Sebabnya, sudah dapat dipastikan hampir tidak mungkin seorang saksi yang
merupakan bawahan, dapat memberikan kesaksian secara bebas dan tanpa paksaan,
tekanan, jika ia kemudian bersaksi secara terbuka untuk pimpinannya. Jenis kesaksian
seperti itu bertentangan dengan ketentuan KUHAP yang menyebutkan bahwa mereka
yang pekerjaan, harkat martabat atau jabatannya diwajibkan menyimpan rahasia, dapat
minta dibebaskan dari kewajiban untuk memberi keterangan sebagai saksi, yaitu
tentang hal yang dipercayakan kepada mereka (Pasal 70 ayat (1).
Pembebasan kewajiban seseorang untuk menjadi saksi juga sebenarnya diatur dalam
Pasal 168 KUHAP. Bagian ini mengatur bagaimana seorang saksi dapat mengundurkan
diri karena merupakan anggota keluarga sedarah dan lainnya dengan terdakwa, atau
jikalau saksi berstatus anak-anak dan atau orang gila (Pasal 171 KUHAP). Dengan
begitu, argumentasi mengenai tidak adanya perangkat hukum yang mengatur
penyimpangan jenis kesaksian seperti yang terjadi dalam kasus Praperadilan yang
menimpa Budi Gunawan ternyata dapat ditemukan dalam KUHAP. Argumentasi
mengenai kekosongan hukum ini, dengan sendirinya mendorong kita untuk memberikan
perhatian terkait revisi KUHAP untuk mempertegas wajibnya tidaknya seorang saksi
yang berasal dari struktur organisasi yang sama, atau saksi mengundurkan diri dan
dijamin haknya secara hukum untuk tidak memberikan kesaksian.
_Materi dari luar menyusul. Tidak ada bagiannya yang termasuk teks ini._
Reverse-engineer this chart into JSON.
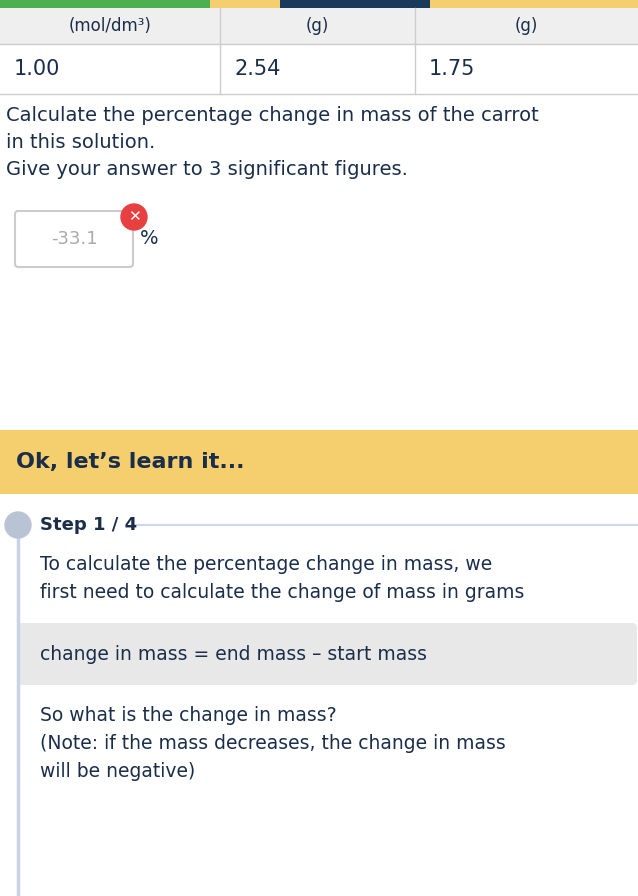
{
  "bg_color": "#ffffff",
  "table_header_bg": "#efefef",
  "table_border_color": "#cccccc",
  "table_col1_header": "(mol/dm³)",
  "table_col2_header": "(g)",
  "table_col3_header": "(g)",
  "table_val1": "1.00",
  "table_val2": "2.54",
  "table_val3": "1.75",
  "table_text_color": "#1a2e4a",
  "question_line1": "Calculate the percentage change in mass of the carrot",
  "question_line2": "in this solution.",
  "question_line3": "Give your answer to 3 significant figures.",
  "answer_value": "-33.1",
  "answer_unit": "%",
  "answer_box_color": "#ffffff",
  "answer_box_border": "#cccccc",
  "answer_text_color": "#aaaaaa",
  "error_icon_color": "#e84040",
  "ok_banner_bg": "#f5ce6e",
  "ok_banner_text": "Ok, let’s learn it...",
  "ok_banner_text_color": "#1a2e4a",
  "step_label": "Step 1 / 4",
  "step_label_color": "#1a2e4a",
  "step_line_color": "#d0d8e8",
  "step_body_line1": "To calculate the percentage change in mass, we",
  "step_body_line2": "first need to calculate the change of mass in grams",
  "step_body_color": "#1a2e4a",
  "formula_box_bg": "#e8e8e8",
  "formula_text": "change in mass = end mass – start mass",
  "formula_text_color": "#1a2e4a",
  "question2_line1": "So what is the change in mass?",
  "question2_line2": "(Note: if the mass decreases, the change in mass",
  "question2_line3": "will be negative)",
  "step_dot_color": "#b8c4d4",
  "step_line_left_color": "#c8d4e4",
  "top_green_bar_color": "#4caf50",
  "top_blue_bar_color": "#1a3a5c",
  "top_yellow_bg": "#f5ce6e"
}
Ayat tersebut kemudian dicurigai menjadi alasan bagi Sarpin sebagai Hakim
Praperadilan menyatakan, bahwa Budi Gunawan yang ketika itu menjabat sebagai
Kakorlantas (Kepala Korps Lalu Lintas) bukanlah pejabat Negara, sehingga penetapan
tersangka yang menimpa Budi Gunawan oleh KPK tidak sah secara hukum. Namun
pendapat ini memiliki kekeliruannya sendiri karena hanya memandang kompetensi KPK
semata berkaitan dengan pejabat Negara dan keuangan Negara. Padahal, siapa saja,
baik pejabat Negara maupun bukan, termasuk warga negara sipil non-pejabat negara
tidak terkecuali dapat ditetapkan sebagai tersangka oleh KPK jika kemudian ditemukan
terindikasi merugikan negara.
Dengan demikian, keputusan Sarpin dalam posisinya sebagai Hakim Praperadilan yang
memberi penekanan terhadap status BG yang bukan pejabat Negara dan dianggap
tidak
merugikan
keuangan
Negara,
secara
hukum
telah
melampaui
batas
Memang, kuasa hukum Budi Gunawan telah menyatakan bahwa paska Praperadilan
maka status hukum Budi Gunawan sebagai tersangka telah selesai dan menutup pintu
terhadap kemungkinan lahirnya upaya hukum lainnya. Tetapi jika kita merujuk pada
dasar hukum mengenai pengajuan banding dan kasasi yang diatur oleh KUHAP, maka
peluang pengajuan permohonan Peninjauan Kembali (PK) dapat di tempuh oleh KPK.
Salah satu alasan dan dasar hukum pengajuan PK ialah terjadinya ultra petita, yang
diperagakan oleh hakim Sarpin dalam persidangan praperadilan Budi Gunawan.